Probability Distributions > Heavy Tailed Distribution / Light Tailed Distribution

## What is a Heavy Tailed Distribution?

A heavy tailed distribution **has a tail that’s heavier than an exponential distribution** (Bryson, 1974). In other words, a distribution that is heavy tailed goes to zero slower than one with heavy tails; there will be more bulk under the curve of the PDF. Heavy tailed distributions tend to have many outliers with very high values. The heavier the tail, the larger the probability that you’ll get one or more disproportionate values in a sample.

## Characteristics of the Heavy Tailed Distribution

If you take a random sample from the distribution, you’re likely to end up with a sample made up from mostly small values. But there will probably be one or more very large values that will throw your statistics off. For example, if you sample from the income of people in the United States, the bulk of your data will be relatively small—around $50,000. However, one or two values in your sample could be ridiculously large (i.e. outliers). You could draw 99 items that are around $50,000, then a “Bill Gates”—he earns several billion dollars per year.

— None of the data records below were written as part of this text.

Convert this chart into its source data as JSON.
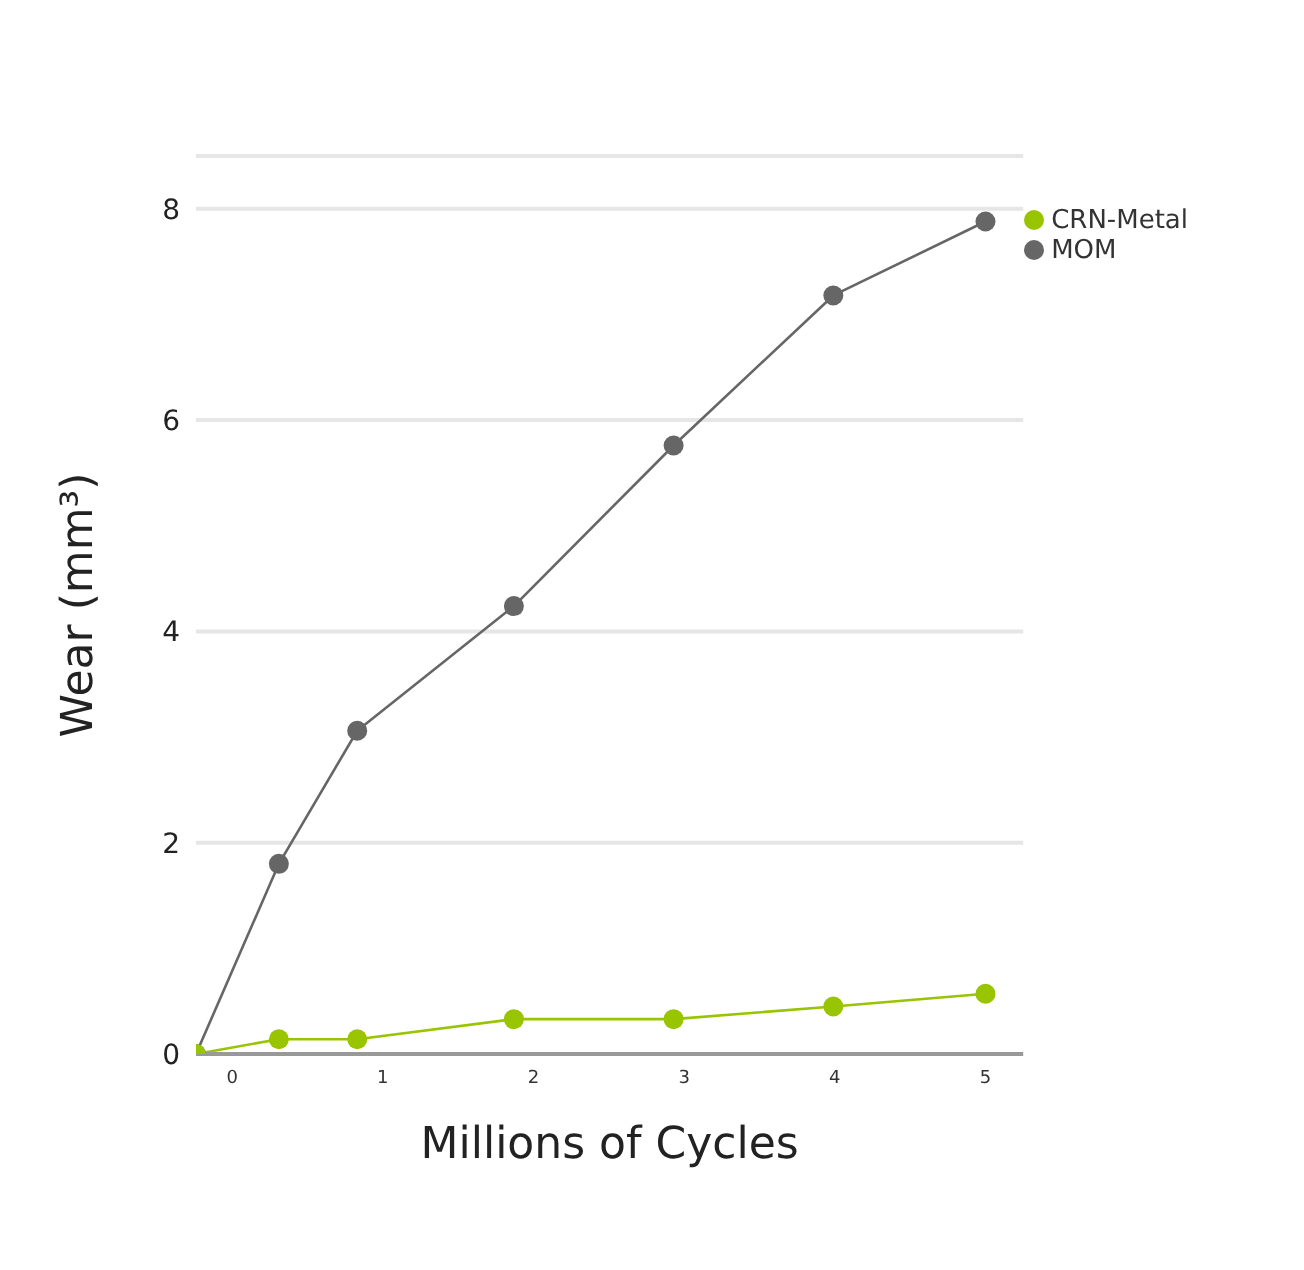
{
  "chart_data": {
    "type": "line",
    "xlabel": "Millions of Cycles",
    "ylabel": "Wear (mm³)",
    "x": [
      -0.24,
      0.31,
      0.83,
      1.87,
      2.93,
      3.99,
      5.0
    ],
    "series": [
      {
        "name": "MOM",
        "color": "#666666",
        "values": [
          0,
          1.8,
          3.06,
          4.24,
          5.76,
          7.18,
          7.88
        ]
      },
      {
        "name": "CRN-Metal",
        "color": "#99c400",
        "values": [
          0,
          0.14,
          0.14,
          0.33,
          0.33,
          0.45,
          0.57
        ]
      }
    ],
    "xlim": [
      -0.24,
      5.25
    ],
    "xticks": [
      0,
      1,
      2,
      3,
      4,
      5
    ],
    "ylim": [
      0,
      8.5
    ],
    "yticks": [
      0,
      2,
      4,
      6,
      8
    ],
    "grid": "y",
    "legend": "top right",
    "marker": "circle",
    "line_style": "solid"
  }
}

These large values tend to skew your sample statistics: the mean would be very misleading (for the above example, it would be in the millions of dollars), the sample variance will probably be very large and the sample mean usually underestimates the population mean. Another couple of quirks with heavy tails:

- The Central Limit Theorem doesn’t work.
- Some moments don’t exist, so order statistics are used instead.

## Heavy Tailed Distributions in the Real World

Many real world situations are heavy tailed, including:

- The top 0.1% of the population in the USA owns as much as the bottom 90% (Guardian).
- File sizes in computers tend to be small, with a few very large files thrown into the mix (Columbia).
- Web page sizes and computer systems’ workloads tend to be heavy-tailed (Stanford).
- Insurance Payouts and Financial Returns follow a similar pattern (Wolfram).

## Heavy Tailed Distribution Examples

Many distributions are heavy tailed, including:

- Cauchy Distribution
- Fréchet Distribution
- LogNormal Distribution
- Pareto Distribution
- Student’s t Distribution
- Zipf Distribution

The Cauchy is similar to a normal distribution, except it has heavier tails and a taller peak. It is widely known for the fact that it’s expected value does not exist.

Log normal distribution.

A lognormal (log-normal or Galton) distribution is a probability distribution with a normally distributed logarithm.

## Heavy Tailed Subclasses

**Fat tail distribution**: A heavy tailed distribution with infinite variance. Note that some authors use the term “fat tail” and “heavy tail” interchangeably, especially in finance and trading.

**Regularly varying**: the tails’ behavior deviates from pure power laws (Mikosch, 1999).

**Subexponential**: A distribution where the largest value in a sample makes a very large contribution to the overall sum (Mikosch, 1999).

**Long-tailed distribution**: A heavy-tailed distribution with a long tail. Some authors use the term long-tail as a synonym for “light-tailed” (see definition below), although the general consensus is that a long-tail is a subset of heavy-tail. To add to the confusion, others make a distinction between a thin tail (as compared to the exponential) and a tail with a long appearance— as in a very, very, very long tail (imagine 50 standard deviations from the mean, and you’ll begin to get the distinction). The key here is to r*ead the author’s intention very carefully is they are using the term “long tail”.*

## What is a Light Tailed Distribution?

Probability distributions that have thinner tails than an exponential distribution are light-tailed distributions. They go to zero much faster than the exponential, and so have less mass in the tail. The Gumbel distribution is an example of a light-tailed distribution. Most distributions that you’re introduced to in elementary statistics (e.g. the normal distribution & t-distribution) are actually light-tailed; These don’t reflect “real world” data very well Nair et. al, 2013).

## References

Bryson, M. (1974). Heavy Tailed Distributions: Properties and Tests. Technometrics 16(1):61-68 (February 1974).

Mikosch, T. (1999). Regular Variation, Subexponentiality, and Their Applications in Probability Theory.